Кто же такой этот черный монах? По-медицински он, конечно, галлюцинация, мираж. В православном же миросозерцании нет галлюцинаций и миражей, но все, что видит человек, — реально. Правда, одни люди видят ангелов, другие — демонов. Так кто же явился Андрею Васильевичу? Из Священного Писания, из трудов святых отцев наших мы знаем, ангелы являются только святым, и лишь иногда, в исключительных случаях, простым смертным. Дьявол же и его слуги могут являться всем. Наш герой, как мы знаем, не верил в Бога, значит, ангел не мог ему явиться.

Ангелы, являясь, всегда призывают к смирению, к покаянию, а бесы нашептывают человеку, что он гений, избранник Божий, а другие люди — стадо. Черный монах как раз этим и довел Андрея Васильевича до сумасшествия. Выходит, Чехов показал нам дьявола. Более того, про черного монаха он неоднократно говорит, что тот взглянул лукаво, или: «улыбнулся ласково и в то же время лукаво». Уточним, что лукавый — одно из имен дьявола.
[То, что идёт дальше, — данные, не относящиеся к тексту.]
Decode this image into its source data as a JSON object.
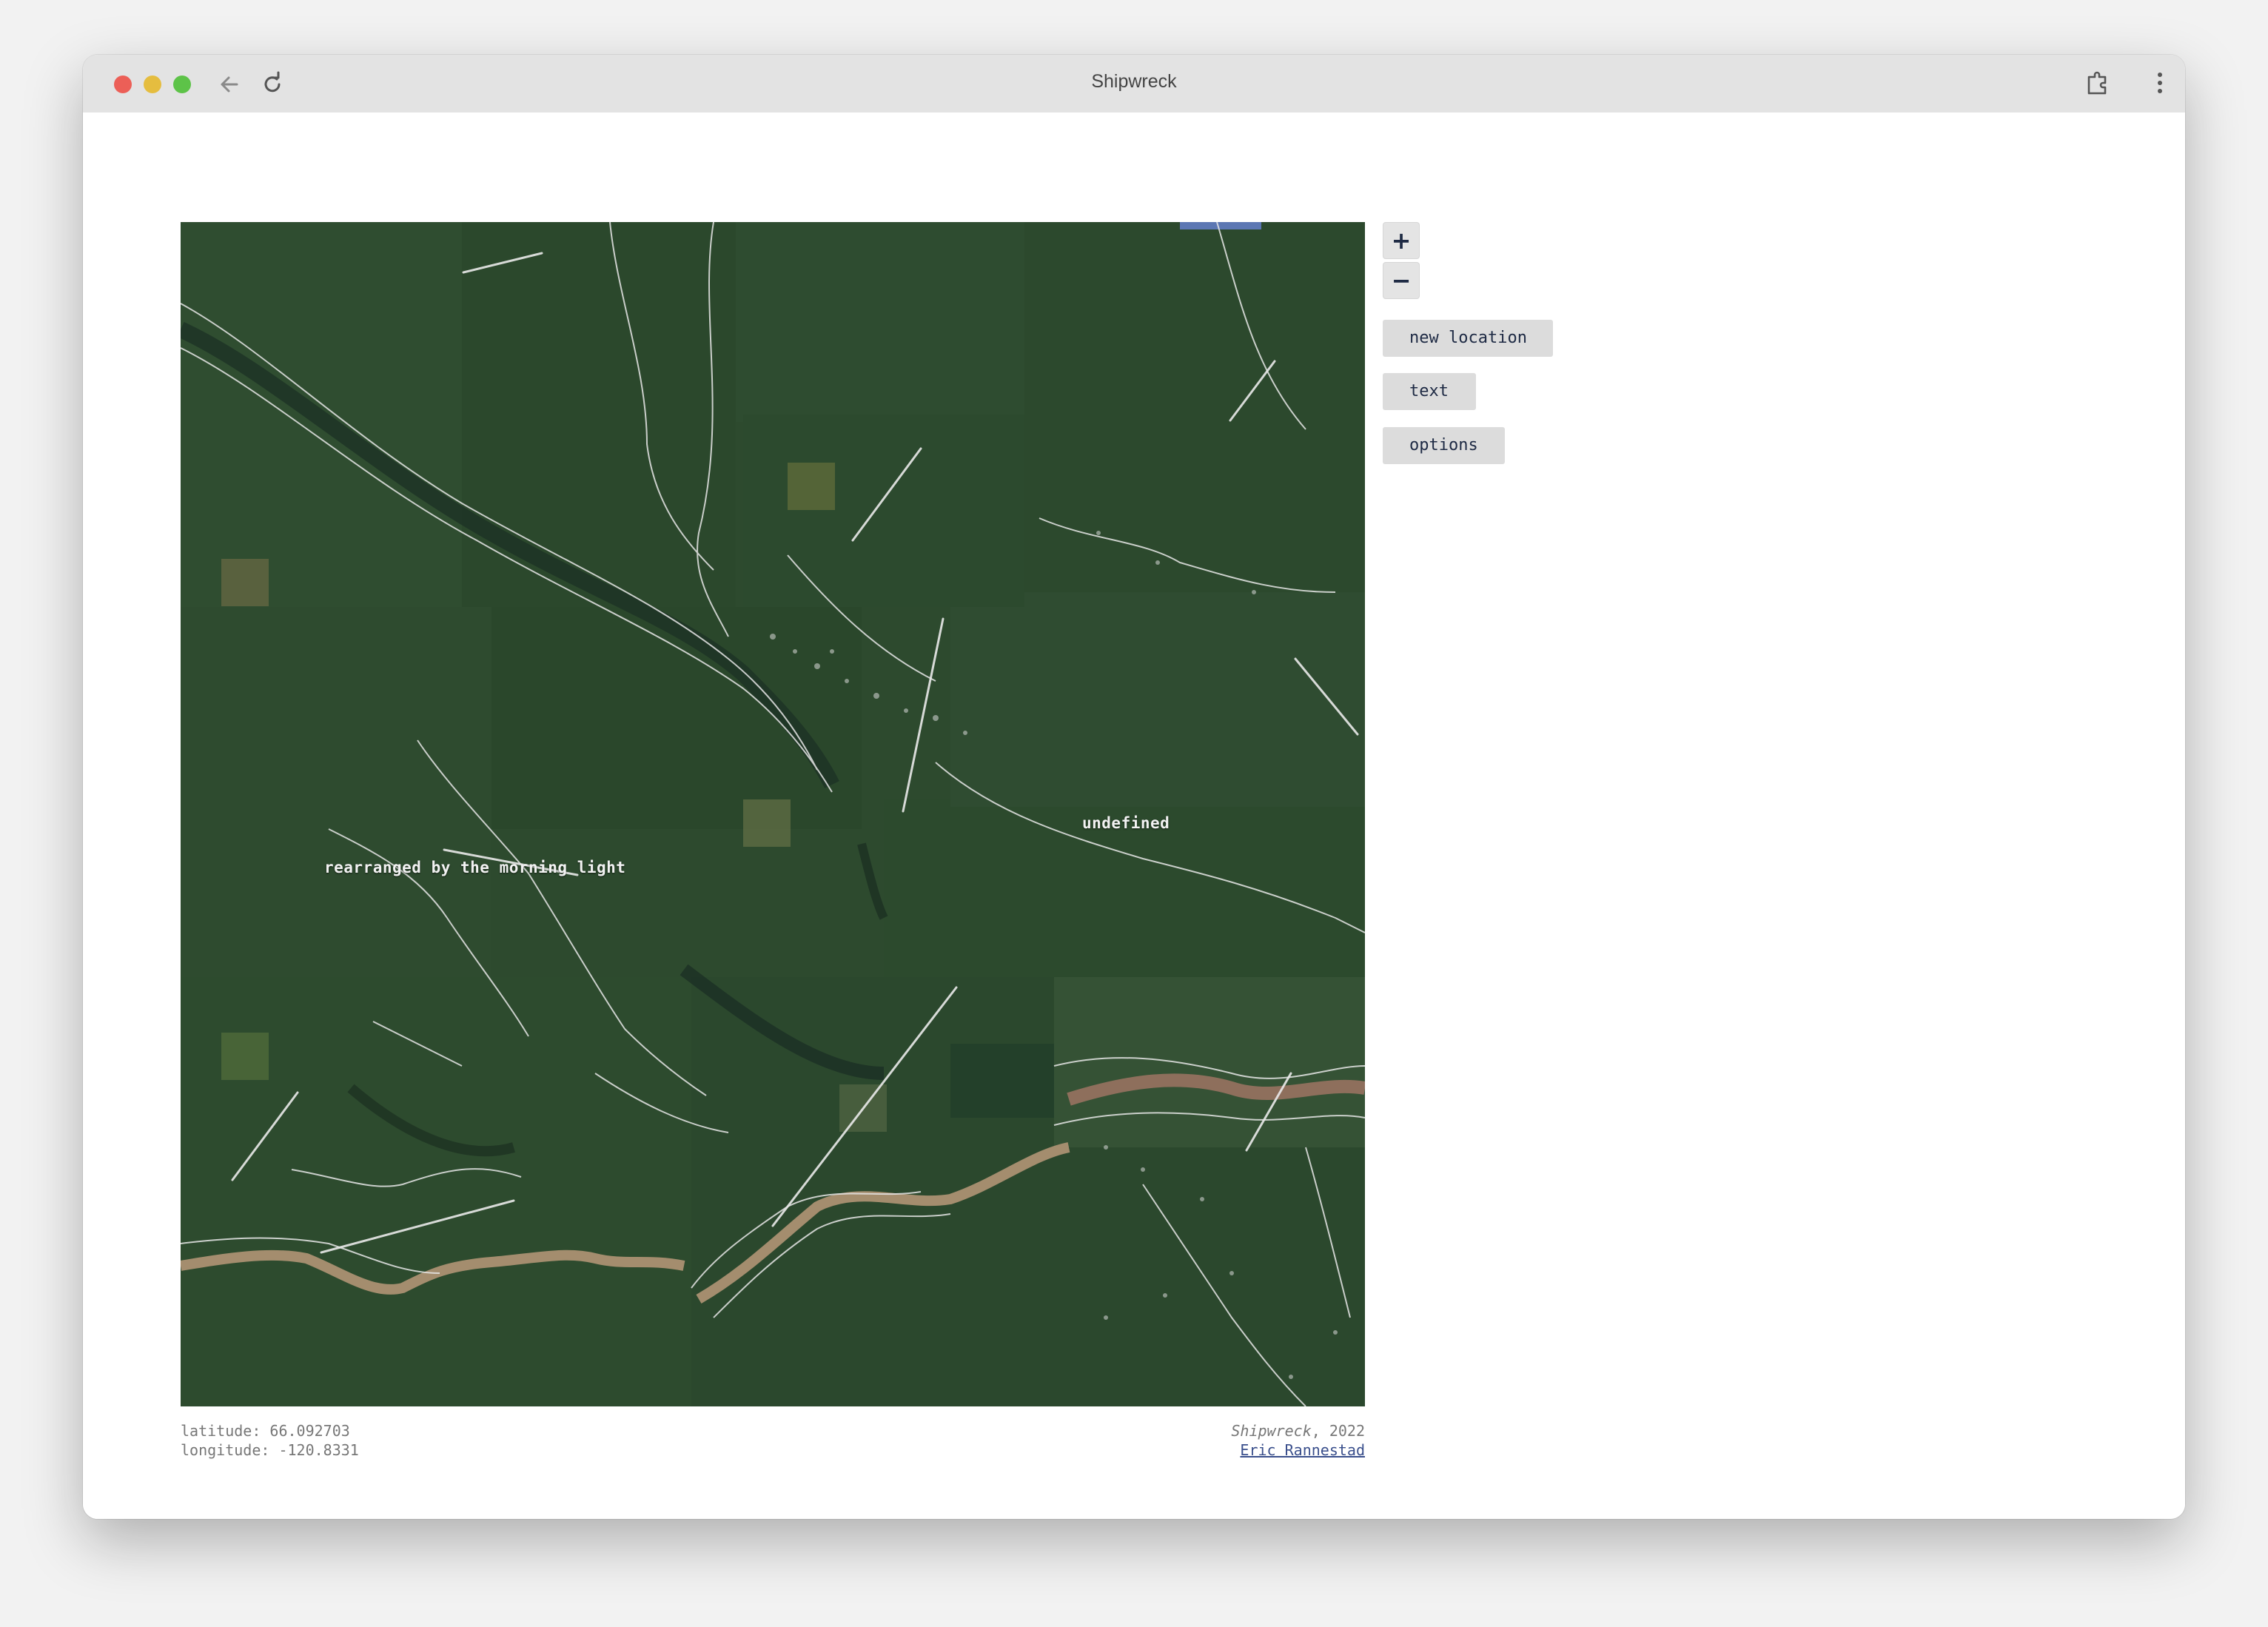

Даже святой Симеон Столпник чуть не был прельщен им. Дьявол явился ему в виде ангела на колеснице и сказал: «Господь забирает тебя к себе». Мол, ты уже настолько святой, что заслужил от Бога высшую награду — быть восхищенным на небо во плоти. Симеон чуть было не шагнул в колесницу, но в последний миг перекрестился, и дьявольское наваждение рассыпалось в прах. Но Симеона-то крест спас, его неизмеримая сила духовная, а что может спасти неверующего?

В «Черном монахе» Чехов показал причину духовной болезни русской интеллигенции: безбожие. «Ему (Коврину) стало жутко, и он мельком взглянул на дверь, как бы боясь, чтобы не вошла в номер и не распорядилась им опять та невидимая сила, которая в какие-нибудь два года произвела столько разрушений в его жизни и в жизни близких».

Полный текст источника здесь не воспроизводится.